Thursday, 29 August 2013

Muslims decry NYPD spying tactics

Community  leaders denounce mosque surveillance program newly uncovered by APCommunity leaders denounce mosque surveillance program newly uncovered by AP

Muslim civic groups condemned the New York Police Department’s (NYPD) surveillance program of city mosques and Muslim community organizations, Wednesday, and called for a federal investigation into the force’s policies after a report by The Associated Press revealed that it had secretly designated mosques as terrorist organizations.
At a press conference held outside police headquarters, representatives from the groups compared the NYPD’s targeting of Muslims to the city’s controversial stop-and-frisk policy, a police tactic that a federal judge and the city council struck down earlier this month for unfairly targeting black and Hispanic men.
Dr. Ahmad Jaber, president of the Arab American Association of New York, announced that he would be resigning his role as an advisor to the NYPD’s Muslim Advisory Council.
"When I hear about these things I feel betrayed, I feel stabbed in the back," Jaber told Al Jazeera, adding that he didn’t understand why immigrants who want to learn English or become citizens were considered legitimate targets for investigation by the NYPD.
"I would say I’m more disappointed than angry, but I’m not surprised," said Mariam Luqman, 23, from nearby Yonkers and a student in the city.
"There’ve been so much programs and talking but there’s been really no action on the NYPD part besides the spying," she added. "So I think that they really need to relook at what the purpose of this really is and be honest about it, because if it was really to protect the community then why would it they attack people in the community they’re trying to protect."

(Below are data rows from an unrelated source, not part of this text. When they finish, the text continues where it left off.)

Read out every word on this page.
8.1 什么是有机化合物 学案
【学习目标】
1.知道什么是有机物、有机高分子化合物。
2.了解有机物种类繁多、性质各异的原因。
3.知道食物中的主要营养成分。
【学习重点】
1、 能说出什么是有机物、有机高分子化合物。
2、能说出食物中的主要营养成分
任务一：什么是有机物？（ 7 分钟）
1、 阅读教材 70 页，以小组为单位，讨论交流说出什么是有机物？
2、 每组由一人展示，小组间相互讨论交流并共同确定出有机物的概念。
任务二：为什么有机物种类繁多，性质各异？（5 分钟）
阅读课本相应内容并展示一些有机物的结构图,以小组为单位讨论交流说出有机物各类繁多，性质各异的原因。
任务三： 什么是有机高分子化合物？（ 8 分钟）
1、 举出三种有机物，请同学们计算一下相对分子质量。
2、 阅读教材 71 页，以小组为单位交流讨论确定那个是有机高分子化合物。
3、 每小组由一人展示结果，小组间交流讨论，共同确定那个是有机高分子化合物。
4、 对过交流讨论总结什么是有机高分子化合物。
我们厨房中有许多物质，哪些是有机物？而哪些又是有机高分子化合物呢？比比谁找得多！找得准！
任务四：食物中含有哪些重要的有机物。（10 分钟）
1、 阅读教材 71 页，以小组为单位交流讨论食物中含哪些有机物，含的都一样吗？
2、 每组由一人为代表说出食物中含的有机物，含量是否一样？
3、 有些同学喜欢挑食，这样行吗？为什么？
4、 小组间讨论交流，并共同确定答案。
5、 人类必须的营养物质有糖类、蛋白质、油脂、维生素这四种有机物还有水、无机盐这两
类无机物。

The NYPD’s classification of mosques as terrorist organizations allows it to employ informants, secretly record sermons and spy on religious leaders without clear evidence of criminal behavior, said the AP report.

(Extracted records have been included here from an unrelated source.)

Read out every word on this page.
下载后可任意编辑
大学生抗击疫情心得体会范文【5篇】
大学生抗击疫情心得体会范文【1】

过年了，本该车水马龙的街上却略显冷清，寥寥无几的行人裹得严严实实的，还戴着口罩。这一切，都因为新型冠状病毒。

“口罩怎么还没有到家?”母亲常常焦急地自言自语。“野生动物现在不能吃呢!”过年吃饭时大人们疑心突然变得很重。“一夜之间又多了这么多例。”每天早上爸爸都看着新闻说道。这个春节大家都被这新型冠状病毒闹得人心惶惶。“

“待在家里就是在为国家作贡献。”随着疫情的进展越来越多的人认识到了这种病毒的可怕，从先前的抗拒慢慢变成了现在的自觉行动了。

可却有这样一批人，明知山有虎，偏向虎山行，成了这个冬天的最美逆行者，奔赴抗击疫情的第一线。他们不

Mohammed Shah Jahan, a community organizer and senior systems analyst at the New York Stock Exchange, said: "We are fighting right now [to learn] English, for jobs but they are spying on us. Of course we feel bad."
Lawyer and activist Lamis Deek, a board member of the Council on American Islamic Relations, denounced the NYPD’s spying program, comparing it with stop-and-frisk and calling for the federal government to intervene over the matter.
"We demand that the Department of Justice dispatch immediately a monitor to investigate what is happening and we demand full accounting for all of these crimes committed against the vast majority of the people of New York," she said Wednesday’s press conference.
New York Police Commissioner Ray Kelly, who has defended both stop-and-frisk and surveillance programs on Muslims as legal and necessary measures, has been mentioned in news reports as a possible nominee for Secretary of the Department of Homeland Security. Deek said he should be out of the running.
"We also demand that Kelly’s name be removed from consideration," Deek told Al Jazeera.
Kelly responded to AP’s report on MSNBC’s Morning Joe program, Wednesday, describing it as "fiction."
"I haven’t seen the story, but they’re hyping a book that’s coming out next week," Kelly said, referring to a forthcoming book by AP reporters Adam Goldman and Matt Appuzzo, who broke the story on the NYPD’s Muslim-community surveillance programs.
"If it’s a reflection of the article, then the book will be a fair amount of fiction, it will be half-truths, it will be lots of quotes from unnamed sources," he added. "Our sin is to have the temerity and hutzpah to go into the federal government’s territory to go into counterterrorism and trying to protect this city by supplementing what the federal government has done."